7 of 325 comments (clear)

  1. As always... by Anonymous Coward · · Score: 5, Informative

    It's a trap!

    1. Re:As always... by Anonymous Coward · · Score: 5, Insightful

      Actions speak loudest.

      There are lot of people working in the open source software industry who have no problems with working with Microsoft. We've just been burned a few times and aren't interested in wasting time with people who talk the talk but won't walk the walk... In other words, get back to me when they're actually doing something other than barring copyleft from WP7 marketplace or claiming that linux kernel violates hundreds of patents without prodiving any verifiable facts.

      So, to get back to your comment: what exactly has MS done that we should be interested of and how should we "move on" with regards to that? I've heard they're actually useful (or at least not harmful) in the PHP circles -- good for the PHP folks. That doesn't mean I'm going to trust or rely on Microsoft in my projects (mostly on the mobile client side), not without considerable show of commitment from them.

    2. Re:As always... by MightyMartian · · Score: 5, Insightful

      Oh bullcrap. They create a position like this every year or two, then we get this little "Ask the Quisling some Questions!!!" to which said quisling will answer that Microsoft has changed, that Microsoft wants to co-operate with the FOSS community, blah blah blah and then suddenly in the midst of all this goodwill Ballmer announces that Linux or OpenOffice or whatever violates ten bazillion of Microsoft's patents.

      Fuck this guy.

      --
      The world's burning. Moped Jesus spotted on I50. Details at 11.
  2. Grim future... by andrea.sartori · · Score: 5, Funny

    Successful partnership between Microsoft and PHP developers. What could possibly go wrong?

    --
    Mostly harmless.
  3. examples by ciaran_o_riordan · · Score: 5, Insightful

    I mean, I don't know this guy personally, so it's not an attack on him, but MS has hired various "open source" people in the past, and what do we get?

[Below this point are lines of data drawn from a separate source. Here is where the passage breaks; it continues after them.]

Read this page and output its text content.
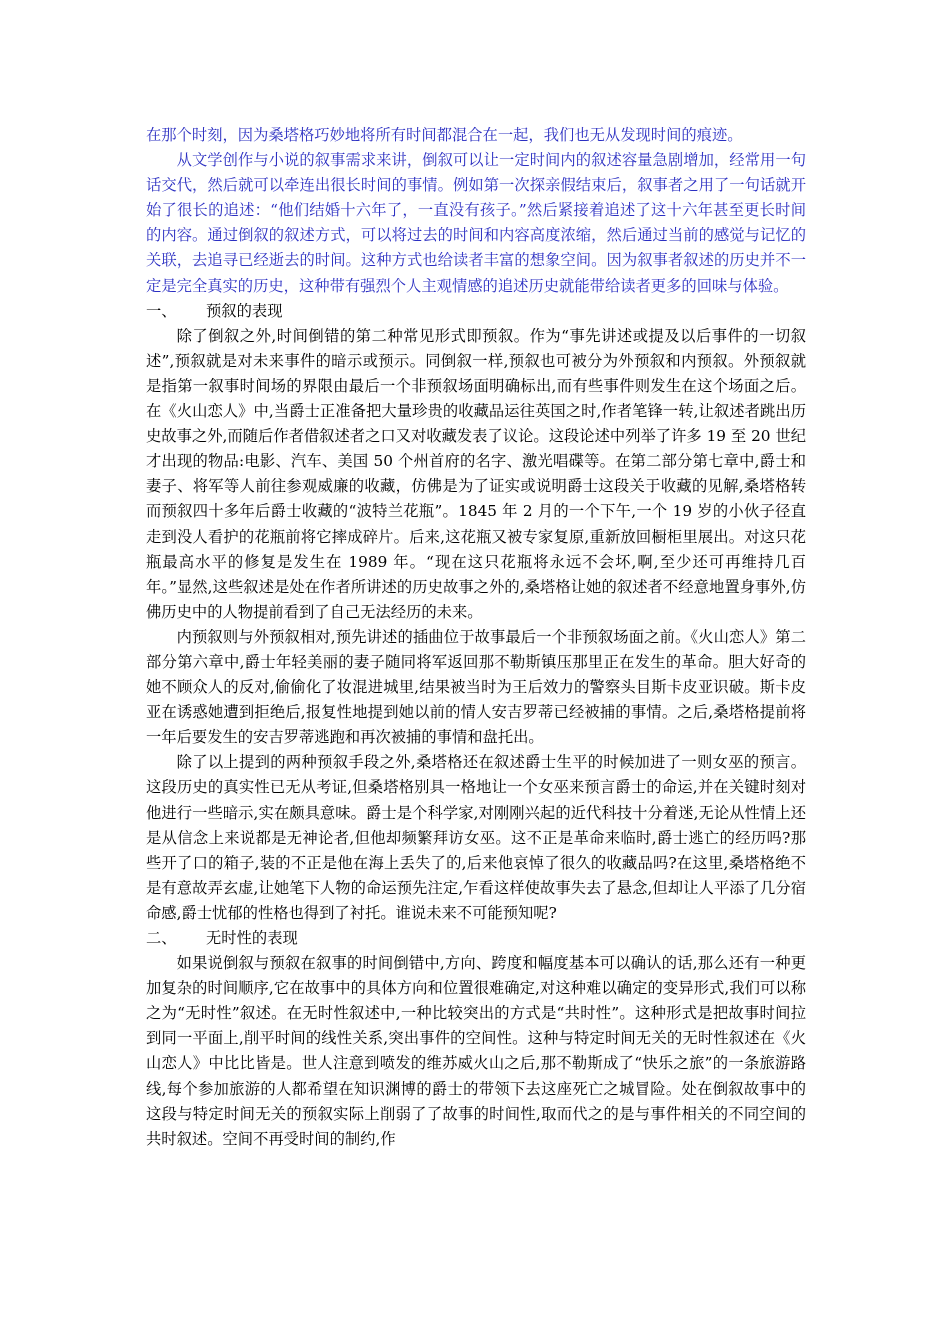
在那个时刻，因为桑塔格巧妙地将所有时间都混合在一起，我们也无从发现时间的痕迹。

从文学创作与小说的叙事需求来讲，倒叙可以让一定时间内的叙述容量急剧增加，经常用一句话交代，然后就可以牵连出很长时间的事情。例如第一次探亲假结束后，叙事者之用了一句话就开始了很长的追述：“他们结婚十六年了，一直没有孩子。”然后紧接着追述了这十六年甚至更长时间的内容。通过倒叙的叙述方式，可以将过去的时间和内容高度浓缩，然后通过当前的感觉与记忆的关联，去追寻已经逝去的时间。这种方式也给读者丰富的想象空间。因为叙事者叙述的历史并不一定是完全真实的历史，这种带有强烈个人主观情感的追述历史就能带给读者更多的回味与体验。

一、 预叙的表现

除了倒叙之外,时间倒错的第二种常见形式即预叙。作为“事先讲述或提及以后事件的一切叙述”,预叙就是对未来事件的暗示或预示。同倒叙一样,预叙也可被分为外预叙和内预叙。外预叙就是指第一叙事时间场的界限由最后一个非预叙场面明确标出,而有些事件则发生在这个场面之后。在《火山恋人》中,当爵士正准备把大量珍贵的收藏品运往英国之时,作者笔锋一转,让叙述者跳出历史故事之外,而随后作者借叙述者之口又对收藏发表了议论。这段论述中列举了许多 19 至 20 世纪才出现的物品:电影、汽车、美国 50 个州首府的名字、激光唱碟等。在第二部分第七章中,爵士和妻子、将军等人前往参观威廉的收藏，仿佛是为了证实或说明爵士这段关于收藏的见解,桑塔格转而预叙四十多年后爵士收藏的“波特兰花瓶”。1845 年 2 月的一个下午,一个 19 岁的小伙子径直走到没人看护的花瓶前将它摔成碎片。后来,这花瓶又被专家复原,重新放回橱柜里展出。对这只花瓶最高水平的修复是发生在 1989 年。“现在这只花瓶将永远不会坏,啊,至少还可再维持几百年。”显然,这些叙述是处在作者所讲述的历史故事之外的,桑塔格让她的叙述者不经意地置身事外,仿佛历史中的人物提前看到了自己无法经历的未来。

内预叙则与外预叙相对,预先讲述的插曲位于故事最后一个非预叙场面之前。《火山恋人》第二部分第六章中,爵士年轻美丽的妻子随同将军返回那不勒斯镇压那里正在发生的革命。胆大好奇的她不顾众人的反对,偷偷化了妆混进城里,结果被当时为王后效力的警察头目斯卡皮亚识破。斯卡皮亚在诱惑她遭到拒绝后,报复性地提到她以前的情人安吉罗蒂已经被捕的事情。之后,桑塔格提前将一年后要发生的安吉罗蒂逃跑和再次被捕的事情和盘托出。

除了以上提到的两种预叙手段之外,桑塔格还在叙述爵士生平的时候加进了一则女巫的预言。这段历史的真实性已无从考证,但桑塔格别具一格地让一个女巫来预言爵士的命运,并在关键时刻对他进行一些暗示,实在颇具意味。爵士是个科学家,对刚刚兴起的近代科技十分着迷,无论从性情上还是从信念上来说都是无神论者,但他却频繁拜访女巫。这不正是革命来临时,爵士逃亡的经历吗?那些开了口的箱子,装的不正是他在海上丢失了的,后来他哀悼了很久的收藏品吗?在这里,桑塔格绝不是有意故弄玄虚,让她笔下人物的命运预先注定,乍看这样使故事失去了悬念,但却让人平添了几分宿命感,爵士忧郁的性格也得到了衬托。谁说未来不可能预知呢?

二、 无时性的表现

如果说倒叙与预叙在叙事的时间倒错中,方向、跨度和幅度基本可以确认的话,那么还有一种更加复杂的时间顺序,它在故事中的具体方向和位置很难确定,对这种难以确定的变异形式,我们可以称之为“无时性”叙述。在无时性叙述中,一种比较突出的方式是“共时性”。这种形式是把故事时间拉到同一平面上,削平时间的线性关系,突出事件的空间性。这种与特定时间无关的无时性叙述在《火山恋人》中比比皆是。世人注意到喷发的维苏威火山之后,那不勒斯成了“快乐之旅”的一条旅游路线,每个参加旅游的人都希望在知识渊博的爵士的带领下去这座死亡之城冒险。处在倒叙故事中的这段与特定时间无关的预叙实际上削弱了了故事的时间性,取而代之的是与事件相关的不同空间的共时叙述。空间不再受时间的制约,作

    MS pays Nokia to drop KDE and MeeGo. MS pays Novell to develop a C# and .Net stuff (which prevents the antitrust commission calling them a monopoly), and when Novell goes bust, MS buys their patents.

    I don't see any indication that this hire is any good news for us.

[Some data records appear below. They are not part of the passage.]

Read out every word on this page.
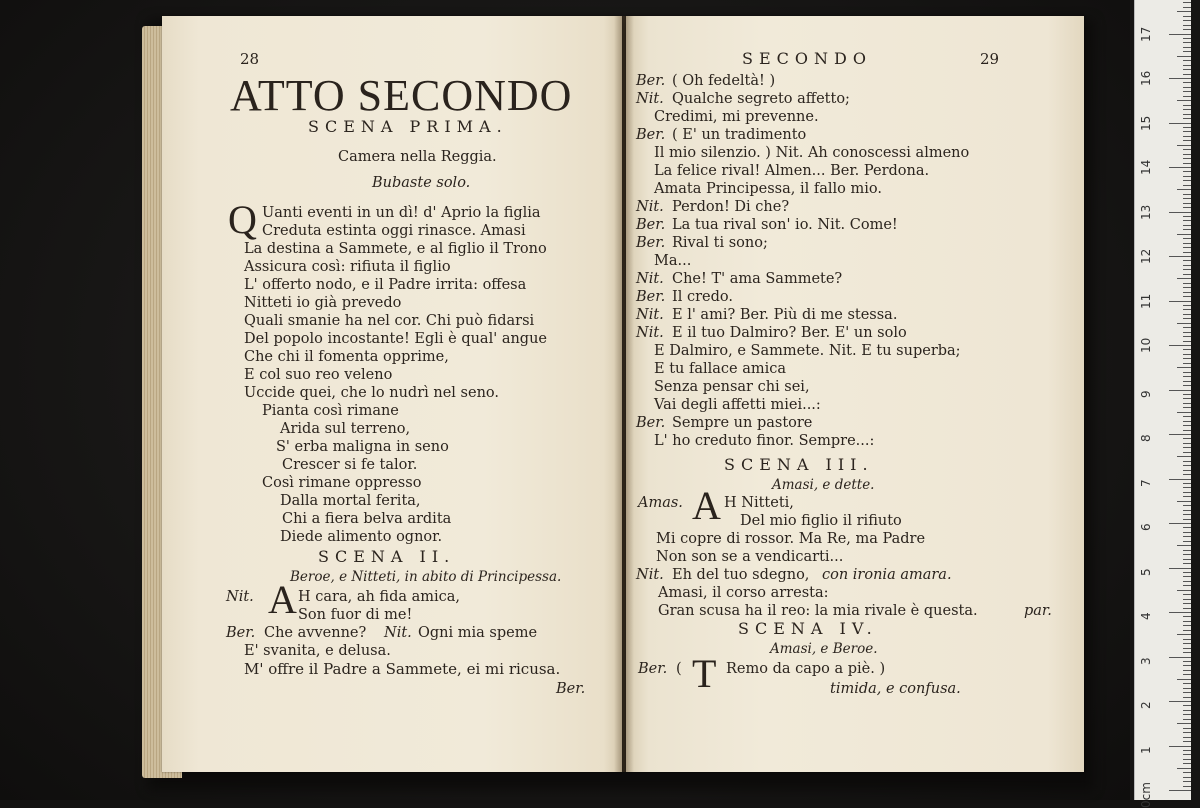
28
ATTO SECONDO
SCENA PRIMA.
Camera nella Reggia.
Bubaste solo.
Q Uanti eventi in un dì! d' Aprio la figlia
Creduta estinta oggi rinasce. Amasi
La destina a Sammete, e al figlio il Trono
Assicura così: rifiuta il figlio
L' offerto nodo, e il Padre irrita: offesa
Nitteti io già prevedo
Quali smanie ha nel cor. Chi può fidarsi
Del popolo incostante! Egli è qual' angue
Che chi il fomenta opprime,
E col suo reo veleno
Uccide quei, che lo nudrì nel seno.
Pianta così rimane
Arida sul terreno,
S' erba maligna in seno
Crescer si fe talor.
Così rimane oppresso
Dalla mortal ferita,
Chi a fiera belva ardita
Diede alimento ognor.
SCENA II.
Beroe, e Nitteti, in abito di Principessa.
Nit. A H cara, ah fida amica,
Son fuor di me!
Ber. Che avvenne? Nit. Ogni mia speme
E' svanita, e delusa.
M' offre il Padre a Sammete, ei mi ricusa.
Ber.
SECONDO	29
Ber. ( Oh fedeltà! )
Nit. Qualche segreto affetto;
Credimi, mi prevenne.
Ber. ( E' un tradimento
Il mio silenzio. ) Nit. Ah conoscessi almeno
La felice rival! Almen... Ber. Perdona.
Amata Principessa, il fallo mio.
Nit. Perdon! Di che?
Ber. La tua rival son' io. Nit. Come!
Ber. Rival ti sono;
Ma...
Nit. Che! T' ama Sammete?
Ber. Il credo.
Nit. E l' ami? Ber. Più di me stessa.
Nit. E il tuo Dalmiro? Ber. E' un solo
E Dalmiro, e Sammete. Nit. E tu superba;
E tu fallace amica
Senza pensar chi sei,
Vai degli affetti miei...:
Ber. Sempre un pastore
L' ho creduto finor. Sempre...:
SCENA III.
Amasi, e dette.
Amas. A H Nitteti,
Del mio figlio il rifiuto
Mi copre di rossor. Ma Re, ma Padre
Non son se a vendicarti...
Nit. Eh del tuo sdegno, con ironia amara.
Amasi, il corso arresta:
Gran scusa ha il reo: la mia rivale è questa.	par.
SCENA IV.
Amasi, e Beroe.
Ber. ( T Remo da capo a piè. )
timida, e confusa.
0cm
1
2
3
4
5
6
7
8
9
10
11
12
13
14
15
16
17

  4. When someone removes a turd from a punchbowl by phonewebcam · · Score: 5, Insightful

    No one wants to take a drink from it, no matter how thoroughly they claim to have cleaned it.

  5. He's there for PHP by mangu · · Score: 5, Insightful

    According to TFA, 'Rabellino's main focus right now "is to enable PHP to shine on our platforms."'

    So, he's there to get people to migrate from LAMP (Linux, Apache, MySql, PHP) systems to WIMP (Windows, IIS, MS-SQL, PHP) systems.